Dal Colle Oppio, dove esordì nel 1998, al Circo Massimo, dove si è appena conclusa la festa di Atreju, il bambino orfano dei Pelleverde allevato dalla sua tribù indomita cui si ispira la destra di Giorgia Meloni alla guida del governo, la distanza è minima. Percorribile a piedi anche nei quindici minuti pur temerariamente promessi ai romani da Roberto Gualtieri, per niente di destra, per spostarsi da un posto all’altro nelle loro esigenze di cittadini, con lui in Campidoglio.
Quindici minuti: meno di un attimo rispetto ai 26 anni trascorsi fra quella prima edizione a ridosso del Colosseo e questa che la Meloni ha voluto chiudere schernendo e sfidando i suoi avversari. “Meloni contro tutti”, ha titolato la Repubblica.
Pur al netto di tutti gli aspetti enfatici di una festa di partito, la ormai ex underdog, come lei stessa volle definirsi ricordando più di due anni fa le condizioni nelle quali si era proposta a Palazzo Chigi, la Meloni aveva qualche ragione, almeno, per chiudere ieri con soddisfazione la festa del suo partito.
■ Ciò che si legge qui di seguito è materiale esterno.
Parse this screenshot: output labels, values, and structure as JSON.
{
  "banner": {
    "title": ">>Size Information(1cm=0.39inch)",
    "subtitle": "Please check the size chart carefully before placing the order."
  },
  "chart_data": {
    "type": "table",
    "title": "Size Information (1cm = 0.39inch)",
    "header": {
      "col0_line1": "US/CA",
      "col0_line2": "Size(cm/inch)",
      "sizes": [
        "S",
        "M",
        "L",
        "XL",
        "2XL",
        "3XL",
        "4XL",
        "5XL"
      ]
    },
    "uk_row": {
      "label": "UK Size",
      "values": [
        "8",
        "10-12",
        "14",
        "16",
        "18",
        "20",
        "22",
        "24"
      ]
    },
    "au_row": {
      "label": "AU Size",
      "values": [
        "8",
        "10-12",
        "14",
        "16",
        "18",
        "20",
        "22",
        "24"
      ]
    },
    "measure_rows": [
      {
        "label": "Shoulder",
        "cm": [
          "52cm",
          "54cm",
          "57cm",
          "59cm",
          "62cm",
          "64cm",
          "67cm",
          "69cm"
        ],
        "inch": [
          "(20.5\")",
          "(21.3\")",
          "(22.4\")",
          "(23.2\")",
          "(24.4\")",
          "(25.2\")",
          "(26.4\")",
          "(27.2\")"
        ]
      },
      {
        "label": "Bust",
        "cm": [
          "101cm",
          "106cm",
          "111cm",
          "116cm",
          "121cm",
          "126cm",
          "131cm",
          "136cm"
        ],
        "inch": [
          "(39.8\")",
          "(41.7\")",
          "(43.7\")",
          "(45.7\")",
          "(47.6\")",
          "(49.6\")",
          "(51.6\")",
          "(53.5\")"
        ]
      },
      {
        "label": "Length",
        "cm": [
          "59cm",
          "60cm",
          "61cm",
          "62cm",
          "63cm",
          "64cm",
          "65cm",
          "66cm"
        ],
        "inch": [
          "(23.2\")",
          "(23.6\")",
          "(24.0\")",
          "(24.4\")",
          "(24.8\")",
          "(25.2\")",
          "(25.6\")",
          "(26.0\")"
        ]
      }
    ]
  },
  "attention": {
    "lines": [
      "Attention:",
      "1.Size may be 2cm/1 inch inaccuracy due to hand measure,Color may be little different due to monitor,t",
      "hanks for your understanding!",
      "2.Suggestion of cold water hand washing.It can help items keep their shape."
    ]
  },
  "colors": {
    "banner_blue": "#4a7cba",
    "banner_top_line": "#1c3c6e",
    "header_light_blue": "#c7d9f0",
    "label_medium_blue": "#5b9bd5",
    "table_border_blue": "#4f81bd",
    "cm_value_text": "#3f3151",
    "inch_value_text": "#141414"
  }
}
Più ancora dell’ospite più illustre e applaudito del Circo Massimo, il presidente argentino Javier Milei, che contende al trumpiano Elon Musk il titolo di maggiore amico e simpatizzante della premier italiana è stato utile al successo e alle speranze della Meloni un ospite di ben inferiore caratura come l’ex presidente del Consiglio e ora solo presidente di quel che è rimasto del MoVimento 5 Stelle: Giuseppe Conte. Che nel suo passaggio ad Atreju ha fato o confermato al pubblico meloniano la certezza che l’alternativa a questo governo è come l’Araba fenice. Che vi sia ciascun lo dice, dove sia nessuno sa.
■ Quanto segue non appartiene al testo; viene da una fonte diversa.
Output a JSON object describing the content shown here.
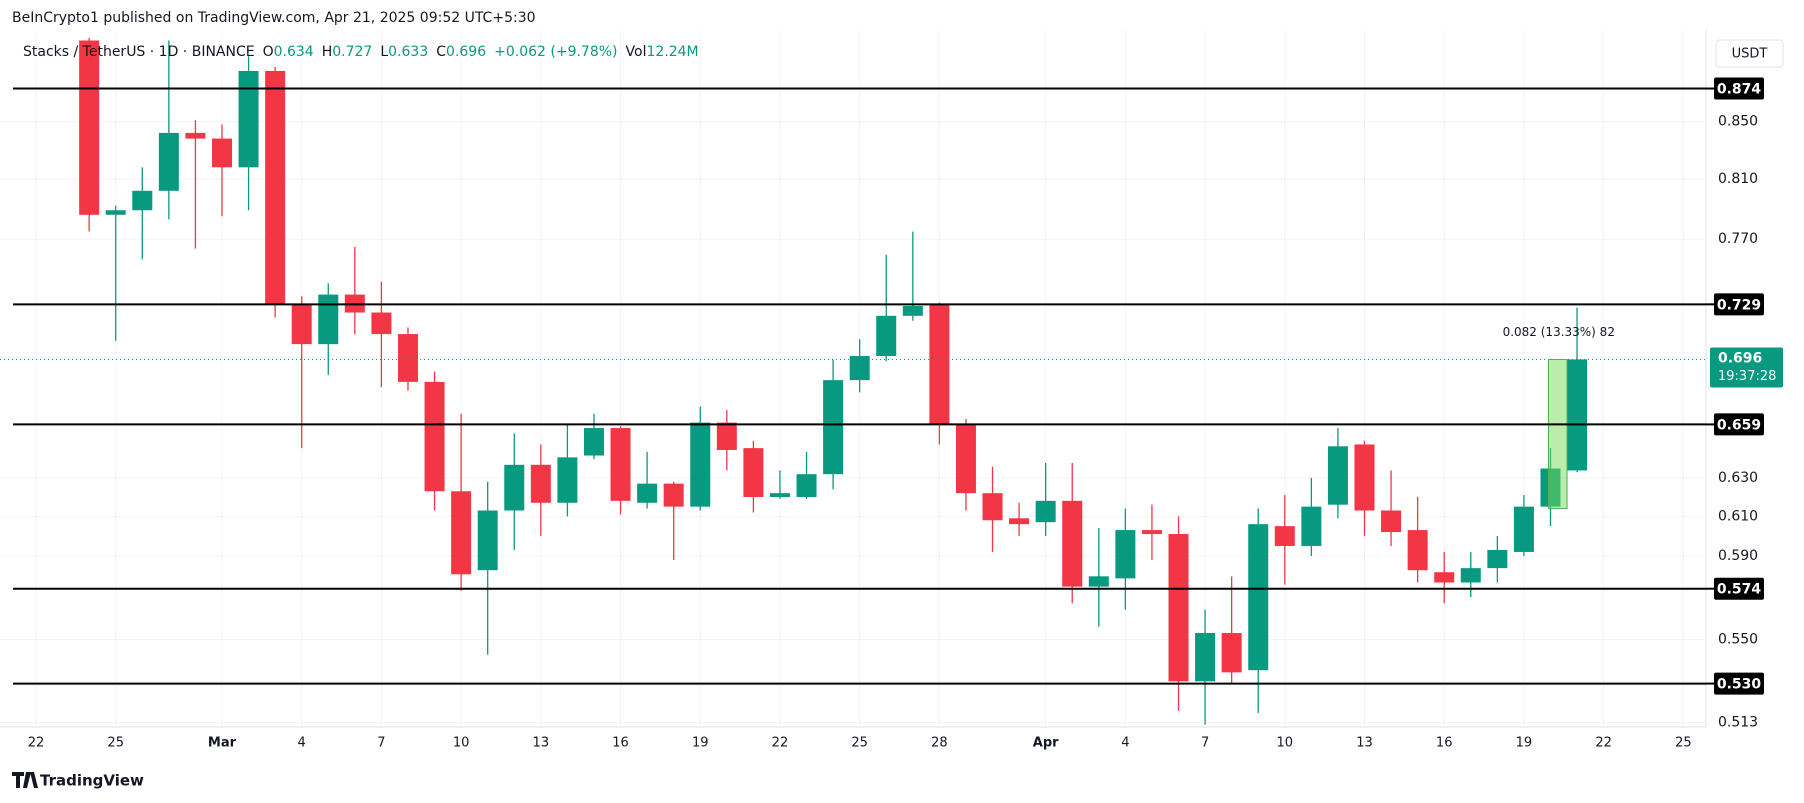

Proprio al Circo Massimo la presunta, seconda gamba dell’alternativa di cosiddetto centrosinistra, senza alcun trattino prudenziale e identitario, ha demolito la prima costituita dal Pd di Elly Schlein, negando il carattere “organico” di un’alleanza col Nazareno. E la Schlein, dal canto suo, quasi contemporaneamente esibiva in un’assemblea del suo partito la tessera d’iscrizione dell’imminente 2025 in cui agli occhi di Enrico Berlinguer, scelti per celebrarne nel 2024 i 40 anni dalla morte, è subentrata la parola “Unità”. Cui manca solo l’articolo, pleonastico del resto con la U maiuscola, della storica testata del Pci che continua a dare il suo nome alle feste del Pd.
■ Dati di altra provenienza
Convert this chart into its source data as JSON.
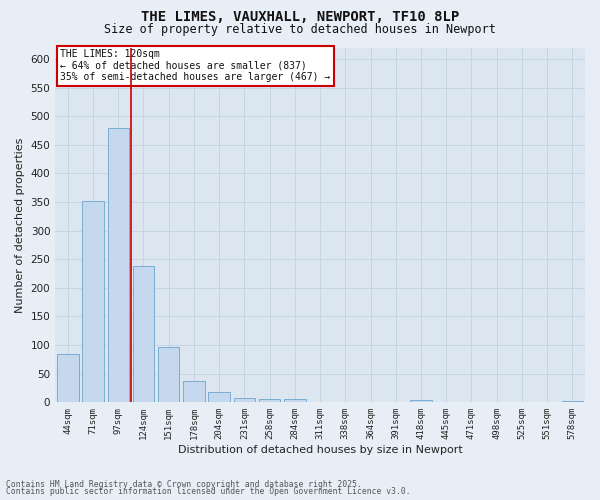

In una lunga e coltissima intervista – nel suo stile – a Repubblica il quasi centenario Aldo Tortorella diceva ieri: “Il partito comunista è stato una grande comunità. Ma non c’è più”. Sbagliava. Esso sta tornando, o è già tornato con la imprevedibile Schlein, e quelle sue tessere d’iscrizione che sforna ogni anno. Di fronte alle quali si spiegano anche i tentativi pur infruttuosi, più velleitari che altro, di far rivivere all’interno dello stesso Pd o collateralmente aspirazioni, nostalgie e quant’altro di Centro. Un’altra Araba fenice che nessuno sa dove sia, pur parlandone tutti.